Combining with the equation \(N=pq\), we get

$$\begin{aligned} \begin{aligned} p&=68410308889243,\\ q&=38268197630737. \end{aligned} \end{aligned}$$

which completes the factorization of N. In this example, we can check that the condition \(d<\sqrt{\frac{2 N^3 - 18N^2}{e}}\) is satisfied as required in Theorem 3.

5 Conclusion

We have proposed an attack on three variants of the RSA cryptosystem, namely the Kuwakado-Koyama-Tsuruoka extension for singular elliptic curves, Elkamchouchi et al.’s extension of RSA to the Gaussian integer ring and Castagnos scheme.

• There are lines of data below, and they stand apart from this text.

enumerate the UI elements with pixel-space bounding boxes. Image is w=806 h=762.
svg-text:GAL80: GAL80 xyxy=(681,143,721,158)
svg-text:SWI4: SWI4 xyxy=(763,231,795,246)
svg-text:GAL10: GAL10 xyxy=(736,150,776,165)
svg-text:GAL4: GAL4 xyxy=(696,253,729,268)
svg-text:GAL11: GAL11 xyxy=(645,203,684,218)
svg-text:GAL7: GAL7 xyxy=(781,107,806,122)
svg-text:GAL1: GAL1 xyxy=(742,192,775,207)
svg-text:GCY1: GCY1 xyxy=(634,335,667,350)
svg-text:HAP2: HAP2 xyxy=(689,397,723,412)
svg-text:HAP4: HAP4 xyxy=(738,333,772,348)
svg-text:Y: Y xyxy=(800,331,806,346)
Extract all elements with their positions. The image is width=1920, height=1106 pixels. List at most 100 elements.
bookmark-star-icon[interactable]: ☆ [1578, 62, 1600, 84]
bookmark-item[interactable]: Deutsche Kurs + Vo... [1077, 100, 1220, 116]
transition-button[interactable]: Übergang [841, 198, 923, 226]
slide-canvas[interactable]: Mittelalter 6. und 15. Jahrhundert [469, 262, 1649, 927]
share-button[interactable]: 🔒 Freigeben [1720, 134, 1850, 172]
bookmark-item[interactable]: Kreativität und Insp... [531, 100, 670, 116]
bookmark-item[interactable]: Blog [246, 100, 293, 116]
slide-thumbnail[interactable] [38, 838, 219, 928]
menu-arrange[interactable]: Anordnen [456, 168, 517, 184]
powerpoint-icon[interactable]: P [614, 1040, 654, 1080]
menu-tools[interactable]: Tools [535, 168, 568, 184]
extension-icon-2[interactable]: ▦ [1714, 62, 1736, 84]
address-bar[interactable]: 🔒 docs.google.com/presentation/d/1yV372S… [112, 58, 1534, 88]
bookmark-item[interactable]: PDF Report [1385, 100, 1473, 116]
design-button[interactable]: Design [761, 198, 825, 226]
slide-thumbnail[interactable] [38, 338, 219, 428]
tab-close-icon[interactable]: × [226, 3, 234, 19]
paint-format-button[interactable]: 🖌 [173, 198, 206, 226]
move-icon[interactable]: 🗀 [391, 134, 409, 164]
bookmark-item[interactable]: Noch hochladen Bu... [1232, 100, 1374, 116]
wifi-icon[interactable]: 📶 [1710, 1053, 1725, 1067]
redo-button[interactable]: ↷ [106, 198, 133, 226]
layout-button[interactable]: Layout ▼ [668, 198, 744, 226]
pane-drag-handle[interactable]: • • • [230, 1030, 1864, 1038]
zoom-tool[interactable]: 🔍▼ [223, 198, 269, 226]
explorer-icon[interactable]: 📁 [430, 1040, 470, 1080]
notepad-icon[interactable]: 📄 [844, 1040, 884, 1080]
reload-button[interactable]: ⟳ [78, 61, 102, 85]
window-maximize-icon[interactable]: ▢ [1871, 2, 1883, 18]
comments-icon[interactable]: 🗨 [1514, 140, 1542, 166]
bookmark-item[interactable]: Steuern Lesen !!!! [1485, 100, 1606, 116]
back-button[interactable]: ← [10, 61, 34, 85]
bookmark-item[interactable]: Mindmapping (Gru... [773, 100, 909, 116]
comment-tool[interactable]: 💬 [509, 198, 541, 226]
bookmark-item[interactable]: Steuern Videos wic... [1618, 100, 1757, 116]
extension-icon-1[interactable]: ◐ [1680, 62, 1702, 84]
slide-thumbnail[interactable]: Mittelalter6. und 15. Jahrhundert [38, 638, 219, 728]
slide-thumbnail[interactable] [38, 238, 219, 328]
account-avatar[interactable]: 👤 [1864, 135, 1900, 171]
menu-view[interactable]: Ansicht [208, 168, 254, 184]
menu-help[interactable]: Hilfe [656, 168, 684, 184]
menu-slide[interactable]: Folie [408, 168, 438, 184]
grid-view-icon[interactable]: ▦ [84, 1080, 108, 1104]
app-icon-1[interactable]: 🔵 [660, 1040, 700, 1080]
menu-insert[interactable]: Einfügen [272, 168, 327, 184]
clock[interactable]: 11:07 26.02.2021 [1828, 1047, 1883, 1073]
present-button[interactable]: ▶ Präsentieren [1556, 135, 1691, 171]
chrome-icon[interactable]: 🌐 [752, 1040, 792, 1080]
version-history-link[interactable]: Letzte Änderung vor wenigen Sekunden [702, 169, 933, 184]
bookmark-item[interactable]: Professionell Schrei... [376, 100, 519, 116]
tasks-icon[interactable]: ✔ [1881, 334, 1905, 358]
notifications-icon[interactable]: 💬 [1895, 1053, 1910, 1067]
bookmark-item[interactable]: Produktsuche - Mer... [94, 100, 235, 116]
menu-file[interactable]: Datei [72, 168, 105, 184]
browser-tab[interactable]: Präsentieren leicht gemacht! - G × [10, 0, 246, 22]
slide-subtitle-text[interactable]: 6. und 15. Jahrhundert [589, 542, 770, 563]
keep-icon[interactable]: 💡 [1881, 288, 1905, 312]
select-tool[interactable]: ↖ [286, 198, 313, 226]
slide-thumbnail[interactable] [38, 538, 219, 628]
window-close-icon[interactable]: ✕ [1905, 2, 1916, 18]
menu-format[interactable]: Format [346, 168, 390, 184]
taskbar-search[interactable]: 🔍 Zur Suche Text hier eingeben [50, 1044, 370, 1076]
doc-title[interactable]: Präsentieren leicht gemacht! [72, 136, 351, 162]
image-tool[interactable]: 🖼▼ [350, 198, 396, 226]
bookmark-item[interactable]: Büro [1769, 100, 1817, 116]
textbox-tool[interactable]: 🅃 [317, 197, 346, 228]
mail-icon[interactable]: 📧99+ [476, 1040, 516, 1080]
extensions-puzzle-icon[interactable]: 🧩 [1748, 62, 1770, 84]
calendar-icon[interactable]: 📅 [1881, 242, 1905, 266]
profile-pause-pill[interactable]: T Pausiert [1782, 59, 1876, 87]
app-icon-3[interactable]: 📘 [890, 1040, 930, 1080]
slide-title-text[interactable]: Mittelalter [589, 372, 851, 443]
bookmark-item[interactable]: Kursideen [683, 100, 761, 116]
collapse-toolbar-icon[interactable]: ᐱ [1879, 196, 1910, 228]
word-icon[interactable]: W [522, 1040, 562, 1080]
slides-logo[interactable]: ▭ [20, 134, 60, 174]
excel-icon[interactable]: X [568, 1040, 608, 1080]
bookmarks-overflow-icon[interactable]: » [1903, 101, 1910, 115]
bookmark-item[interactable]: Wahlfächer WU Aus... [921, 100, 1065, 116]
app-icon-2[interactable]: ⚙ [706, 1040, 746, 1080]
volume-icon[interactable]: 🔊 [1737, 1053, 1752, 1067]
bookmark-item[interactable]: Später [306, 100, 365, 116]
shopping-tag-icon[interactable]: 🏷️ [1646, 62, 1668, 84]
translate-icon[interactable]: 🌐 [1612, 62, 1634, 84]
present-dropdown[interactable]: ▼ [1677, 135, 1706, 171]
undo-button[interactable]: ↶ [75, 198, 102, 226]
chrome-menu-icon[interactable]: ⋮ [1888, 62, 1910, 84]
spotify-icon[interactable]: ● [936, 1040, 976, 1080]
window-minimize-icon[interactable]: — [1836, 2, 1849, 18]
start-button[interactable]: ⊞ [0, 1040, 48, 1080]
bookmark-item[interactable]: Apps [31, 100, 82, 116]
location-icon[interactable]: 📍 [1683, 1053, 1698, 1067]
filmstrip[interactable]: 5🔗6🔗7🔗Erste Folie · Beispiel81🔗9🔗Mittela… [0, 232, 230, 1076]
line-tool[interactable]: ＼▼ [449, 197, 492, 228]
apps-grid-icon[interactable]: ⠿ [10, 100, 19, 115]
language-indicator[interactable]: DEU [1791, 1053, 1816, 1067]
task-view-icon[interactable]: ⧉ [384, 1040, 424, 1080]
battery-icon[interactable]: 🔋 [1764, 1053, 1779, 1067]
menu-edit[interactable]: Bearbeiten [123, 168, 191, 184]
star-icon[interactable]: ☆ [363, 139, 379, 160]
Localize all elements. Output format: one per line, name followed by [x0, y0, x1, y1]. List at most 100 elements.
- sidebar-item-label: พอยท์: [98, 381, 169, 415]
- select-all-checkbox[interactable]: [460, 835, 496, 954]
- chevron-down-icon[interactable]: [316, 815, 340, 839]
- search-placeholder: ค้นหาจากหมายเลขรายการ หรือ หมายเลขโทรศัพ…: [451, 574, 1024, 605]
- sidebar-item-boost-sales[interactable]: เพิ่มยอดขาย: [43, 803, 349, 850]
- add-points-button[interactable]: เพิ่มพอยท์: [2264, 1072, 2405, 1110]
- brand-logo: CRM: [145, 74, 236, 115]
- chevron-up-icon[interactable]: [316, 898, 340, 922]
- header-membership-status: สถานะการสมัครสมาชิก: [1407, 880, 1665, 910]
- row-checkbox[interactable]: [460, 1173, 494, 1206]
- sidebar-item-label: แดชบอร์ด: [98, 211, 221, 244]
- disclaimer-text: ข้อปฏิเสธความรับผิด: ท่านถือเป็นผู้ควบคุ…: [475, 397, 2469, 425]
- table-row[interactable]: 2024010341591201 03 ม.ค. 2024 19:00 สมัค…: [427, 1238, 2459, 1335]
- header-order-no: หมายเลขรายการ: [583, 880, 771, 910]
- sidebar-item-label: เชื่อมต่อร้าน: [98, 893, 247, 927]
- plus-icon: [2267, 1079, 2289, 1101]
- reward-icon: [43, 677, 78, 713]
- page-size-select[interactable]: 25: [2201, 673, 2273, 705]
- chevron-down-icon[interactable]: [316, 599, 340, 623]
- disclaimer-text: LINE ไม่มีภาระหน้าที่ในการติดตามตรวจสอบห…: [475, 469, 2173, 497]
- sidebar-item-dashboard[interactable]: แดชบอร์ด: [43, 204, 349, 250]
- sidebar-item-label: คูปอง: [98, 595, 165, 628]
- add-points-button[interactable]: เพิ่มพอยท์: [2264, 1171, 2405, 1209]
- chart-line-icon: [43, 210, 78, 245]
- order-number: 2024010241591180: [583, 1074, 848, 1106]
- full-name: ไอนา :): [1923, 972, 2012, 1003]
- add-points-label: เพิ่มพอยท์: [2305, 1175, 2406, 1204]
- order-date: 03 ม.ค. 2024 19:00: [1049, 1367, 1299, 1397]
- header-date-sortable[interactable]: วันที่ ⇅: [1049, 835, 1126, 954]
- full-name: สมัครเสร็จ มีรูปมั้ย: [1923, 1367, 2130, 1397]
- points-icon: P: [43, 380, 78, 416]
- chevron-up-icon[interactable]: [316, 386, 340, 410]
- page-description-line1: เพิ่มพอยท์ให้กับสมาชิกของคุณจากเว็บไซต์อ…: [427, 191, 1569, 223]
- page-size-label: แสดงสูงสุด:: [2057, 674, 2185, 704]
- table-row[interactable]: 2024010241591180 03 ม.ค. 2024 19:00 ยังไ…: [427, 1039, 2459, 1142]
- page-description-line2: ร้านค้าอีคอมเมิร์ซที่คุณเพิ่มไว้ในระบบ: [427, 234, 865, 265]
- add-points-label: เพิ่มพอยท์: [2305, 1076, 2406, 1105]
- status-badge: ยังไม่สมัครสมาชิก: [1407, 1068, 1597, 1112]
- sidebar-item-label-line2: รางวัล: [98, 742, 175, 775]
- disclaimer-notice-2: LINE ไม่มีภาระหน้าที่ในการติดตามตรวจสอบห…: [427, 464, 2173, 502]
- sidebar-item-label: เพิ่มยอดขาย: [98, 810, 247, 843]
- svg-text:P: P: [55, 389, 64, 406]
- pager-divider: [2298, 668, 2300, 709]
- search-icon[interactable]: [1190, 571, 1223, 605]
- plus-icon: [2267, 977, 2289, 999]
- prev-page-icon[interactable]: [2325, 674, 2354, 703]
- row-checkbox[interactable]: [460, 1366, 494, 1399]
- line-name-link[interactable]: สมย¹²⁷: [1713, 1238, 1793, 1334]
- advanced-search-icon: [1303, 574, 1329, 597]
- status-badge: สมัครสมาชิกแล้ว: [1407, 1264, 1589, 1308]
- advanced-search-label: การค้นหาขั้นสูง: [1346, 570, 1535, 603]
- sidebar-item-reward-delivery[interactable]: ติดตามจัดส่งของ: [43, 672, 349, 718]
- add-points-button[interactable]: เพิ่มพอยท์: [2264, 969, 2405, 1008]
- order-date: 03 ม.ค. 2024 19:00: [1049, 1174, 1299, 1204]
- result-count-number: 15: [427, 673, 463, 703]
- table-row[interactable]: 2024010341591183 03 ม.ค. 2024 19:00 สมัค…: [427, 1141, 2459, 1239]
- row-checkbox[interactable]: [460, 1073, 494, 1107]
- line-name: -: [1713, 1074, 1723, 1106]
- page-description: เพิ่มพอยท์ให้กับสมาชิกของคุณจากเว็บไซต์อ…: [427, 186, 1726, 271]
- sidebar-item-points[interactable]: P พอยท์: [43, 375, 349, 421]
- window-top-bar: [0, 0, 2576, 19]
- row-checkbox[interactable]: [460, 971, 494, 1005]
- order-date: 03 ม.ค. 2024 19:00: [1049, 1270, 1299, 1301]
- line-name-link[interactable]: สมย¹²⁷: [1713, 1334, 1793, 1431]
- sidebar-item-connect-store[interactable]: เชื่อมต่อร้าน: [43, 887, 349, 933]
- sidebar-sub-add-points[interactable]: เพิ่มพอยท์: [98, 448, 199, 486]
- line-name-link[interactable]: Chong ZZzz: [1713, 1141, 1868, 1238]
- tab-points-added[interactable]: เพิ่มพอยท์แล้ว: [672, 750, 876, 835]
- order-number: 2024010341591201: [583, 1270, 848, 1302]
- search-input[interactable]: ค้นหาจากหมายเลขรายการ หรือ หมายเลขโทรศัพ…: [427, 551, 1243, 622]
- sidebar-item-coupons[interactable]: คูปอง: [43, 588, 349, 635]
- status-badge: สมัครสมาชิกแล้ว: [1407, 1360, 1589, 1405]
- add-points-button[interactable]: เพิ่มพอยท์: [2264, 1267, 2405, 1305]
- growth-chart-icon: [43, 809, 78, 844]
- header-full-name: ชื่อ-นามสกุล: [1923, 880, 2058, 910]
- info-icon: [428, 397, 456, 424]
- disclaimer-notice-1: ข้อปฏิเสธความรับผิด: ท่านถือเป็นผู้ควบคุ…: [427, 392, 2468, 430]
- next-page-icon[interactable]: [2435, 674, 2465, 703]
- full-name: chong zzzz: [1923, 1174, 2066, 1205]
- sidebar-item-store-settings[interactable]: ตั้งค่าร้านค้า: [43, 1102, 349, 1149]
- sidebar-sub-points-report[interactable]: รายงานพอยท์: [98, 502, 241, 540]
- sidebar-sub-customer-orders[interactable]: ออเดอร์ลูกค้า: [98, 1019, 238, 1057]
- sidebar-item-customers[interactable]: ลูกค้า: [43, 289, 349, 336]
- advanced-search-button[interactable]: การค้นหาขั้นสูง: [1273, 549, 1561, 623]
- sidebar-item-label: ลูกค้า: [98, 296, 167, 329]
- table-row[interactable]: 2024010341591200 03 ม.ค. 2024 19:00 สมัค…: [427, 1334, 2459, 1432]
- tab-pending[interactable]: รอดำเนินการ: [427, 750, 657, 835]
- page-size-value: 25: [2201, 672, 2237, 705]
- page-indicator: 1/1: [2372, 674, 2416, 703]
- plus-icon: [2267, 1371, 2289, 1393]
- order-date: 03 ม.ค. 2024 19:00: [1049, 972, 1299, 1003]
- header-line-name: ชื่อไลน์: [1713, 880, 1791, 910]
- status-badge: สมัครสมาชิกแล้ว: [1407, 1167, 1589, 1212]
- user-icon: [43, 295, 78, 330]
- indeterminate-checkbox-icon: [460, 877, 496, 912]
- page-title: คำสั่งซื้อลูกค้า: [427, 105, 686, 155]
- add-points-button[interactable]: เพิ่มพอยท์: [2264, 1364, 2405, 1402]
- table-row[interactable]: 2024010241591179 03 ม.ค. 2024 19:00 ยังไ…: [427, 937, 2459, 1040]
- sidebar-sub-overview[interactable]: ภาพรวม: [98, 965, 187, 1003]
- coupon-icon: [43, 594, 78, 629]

For the three extensions, we showed that the RSA modulus \(N=pq\) can be factored in polynomial time if the public exponent e is related to a suitably small secret exponent d. The attack is based on the theory of continued fractions and can be seen as an extension of Wiener’s [11] and Bunder-Tonien’s [2] attacks on the RSA.